Mobil-mobil yang terparkir di lapangan itu seakan teriak kepanasan, merasa lembab dan tak dapat bernapas dengan lapang. Mobil-mobil itu adalah milik beberapa anak kos yang tinggal di rumah saya dan milik orang yang ngontrak rumahnya tante Renny yang lokasinya juga tak jauh dari rumah saya. Ia pasti sudah teriak memanggil-manggil si empunya, "Furqan, engkau puasa berteduh di dalam rumah, bagaimana denganku?", yang lainnya kemudian menyusul dengan keluhannya juga, "Pak Supiyan...bisakah aku ikut tidur bersamamu di kamar ber - AC itu?"

Semakin dekat dengan rumah saya, saya memandang pohon kedondong dengan buahnya yang masih berwarna hijau terang bergelantungan, sementara yang sudah kering berjatuhan di sekitarnya. Di sampingnya berdiri tegak pohon sirsak yang tidak begitu tinggi, dan sangat jarang berbuah.

Mayang, si belang tiga, kucing tercantik di kampung ini tengah mengendap-endap di rerumputan, tampak ia menggendong bayinya dengan moncongnya, entah kemana lagi akan dia bawa bayi-bayinya setelah seminggu berada di teras rumah kami.

Banyak sekali yang bisa dilihat dari jendela kamar saya ini, dan saya lukiskan dengan pikiran saya sendiri, kemudian saya tuangkan dalam bentuk tulisan di blog, hingga kalian yang berkunjung dapat ikut menikmati hasil pandangan dan bayangan saya ini.

Saya sendiri di dalam kamar, bertemankan laptop bernama Cherry, dan pemandangan yang terlihat dari jendela kamar saya sedikit menyingkirkan rasa jenuh dan kesepian dari diri saya.
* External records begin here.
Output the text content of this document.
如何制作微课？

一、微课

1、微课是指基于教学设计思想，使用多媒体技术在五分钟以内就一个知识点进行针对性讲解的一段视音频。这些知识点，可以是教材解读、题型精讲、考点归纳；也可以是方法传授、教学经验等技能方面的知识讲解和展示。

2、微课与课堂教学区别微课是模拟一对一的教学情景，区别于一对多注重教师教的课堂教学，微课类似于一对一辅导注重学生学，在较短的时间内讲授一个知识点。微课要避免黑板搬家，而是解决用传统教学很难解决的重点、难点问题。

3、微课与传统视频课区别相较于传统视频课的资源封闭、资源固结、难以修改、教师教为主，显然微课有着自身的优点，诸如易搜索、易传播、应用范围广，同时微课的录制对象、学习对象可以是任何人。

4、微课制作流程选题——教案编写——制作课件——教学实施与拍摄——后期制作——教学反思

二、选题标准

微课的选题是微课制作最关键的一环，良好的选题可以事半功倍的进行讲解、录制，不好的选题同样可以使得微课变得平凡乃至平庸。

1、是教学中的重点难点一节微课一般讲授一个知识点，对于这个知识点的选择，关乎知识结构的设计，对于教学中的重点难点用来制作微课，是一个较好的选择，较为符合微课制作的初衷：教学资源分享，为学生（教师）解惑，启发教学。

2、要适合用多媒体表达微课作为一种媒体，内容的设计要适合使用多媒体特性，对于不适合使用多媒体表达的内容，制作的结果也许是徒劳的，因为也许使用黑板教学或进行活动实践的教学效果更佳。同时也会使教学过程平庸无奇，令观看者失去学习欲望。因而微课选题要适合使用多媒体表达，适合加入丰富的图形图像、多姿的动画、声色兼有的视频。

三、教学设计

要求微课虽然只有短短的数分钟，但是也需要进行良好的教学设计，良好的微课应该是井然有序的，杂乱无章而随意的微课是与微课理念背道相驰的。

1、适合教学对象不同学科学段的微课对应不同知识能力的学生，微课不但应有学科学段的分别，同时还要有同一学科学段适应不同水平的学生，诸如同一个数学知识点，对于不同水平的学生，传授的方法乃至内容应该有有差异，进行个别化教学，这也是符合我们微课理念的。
Melihat Mas Rajab dengan wajah lelahnya memarkir taxy bandara, tempat ia mencari nafkah untuk menghidupi anak dan istrinya, melihat seorang ibu yang keberatan membawa barang belanjaan atau apa entahlah, kemudian sang ànak yang masih sangat belia membantunya, melihat seorang pria paruh baya yang lari tergopoh-gopóh di jalanan turun di samping rumah saya tersebut, dan masih banyak orang yang bisa saya amati.

Jendela kamar saya sesungguhnya adalah potret kehidupan saya. Terlihat sangat tenang, namun banyak cerita di dalamnya.